The discharge summary contained the following information. "Admitting Diagnosis: Acute chronic obstructive pulmonary disease exacerbation. Brief History: This is an 80-year-old male, who had known history of COPD (Chronic Obstructive Pulmonary Disease) and presented with increasing shortness of breath. Hospital Course: He was initially admitted to the progressive care unit where he underwent treatments with broad-spectrum antibiotics and IV (intravenous) steroids. His condition, however, declined and he ceased speaking. He never really was talking completely on admission, but this worsened and he began to drool. For this, CT of the head was done that revealed a left MCA ischemic stroke. He also had an MRI that confirmed that. He was found to have a mass and what looked like an endobronchial lesion on CT of the chest. He was seen in consultation by pulmonology. He underwent bronchoscopy with fine needle aspiration of the mass of which the results were pending. Nonetheless, on 11/29, he suffered acute respiratory failure with a hypercapnic respiratory failure. He was subsequently moved to the intensive care unit and intubated. He continued to decline. His blood pressure became labile, and on the morning of 11/30/10, he went into pulse-less electrical activity. ACLS protocol was initiated. However, it was unsuccessful in resuscitation. Patient expired. Dr. ------ was the pronouncing physician. The family was notified. Discharge Diagnoses: 1. Acute chronic obstructive pulmonary disease exacerbation. 2. Acute Cerebrovascular accident. 3. Acute respiratory failure. 4. Encephalopathy." The death certificate listed Acute Myocardial Infarction as the immediate cause of death.

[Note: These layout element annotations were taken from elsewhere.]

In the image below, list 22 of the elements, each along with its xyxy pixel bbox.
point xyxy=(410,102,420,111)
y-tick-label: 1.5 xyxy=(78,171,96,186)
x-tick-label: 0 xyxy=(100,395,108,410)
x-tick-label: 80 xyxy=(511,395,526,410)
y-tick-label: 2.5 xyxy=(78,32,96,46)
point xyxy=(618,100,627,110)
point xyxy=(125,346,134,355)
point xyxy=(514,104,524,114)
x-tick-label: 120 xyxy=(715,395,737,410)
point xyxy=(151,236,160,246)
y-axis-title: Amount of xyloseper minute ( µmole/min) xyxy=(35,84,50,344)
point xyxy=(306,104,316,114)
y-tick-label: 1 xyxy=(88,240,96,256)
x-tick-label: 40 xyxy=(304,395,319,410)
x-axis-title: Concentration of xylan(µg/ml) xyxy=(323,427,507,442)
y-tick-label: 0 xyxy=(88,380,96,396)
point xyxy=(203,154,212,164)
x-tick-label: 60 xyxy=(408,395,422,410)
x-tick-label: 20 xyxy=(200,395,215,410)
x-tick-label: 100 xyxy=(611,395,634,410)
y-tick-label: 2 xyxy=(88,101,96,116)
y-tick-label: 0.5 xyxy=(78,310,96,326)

The facility's In-House Resuscitation Policy, Reference #: S-RES/178.1, last revision review on 4/09, pages two (2) and three (3) contained the following requirements: Responsibilities of personnel: (4. b. 4.) revealed that the Primary Nurse was responsible for recording/documenting the events of the resuscitation. Responsibilities of personnel #6 "Review of CPR" contained the following requirement: "Each Record of CPR is initially reviewed at the time the event occurred. The Shift Coordinator collects the PI (performance improvement) tool 'In-house Resuscitation Performance Improvement Spread Sheet.' The information is then forwarded to the manager of Critical Care."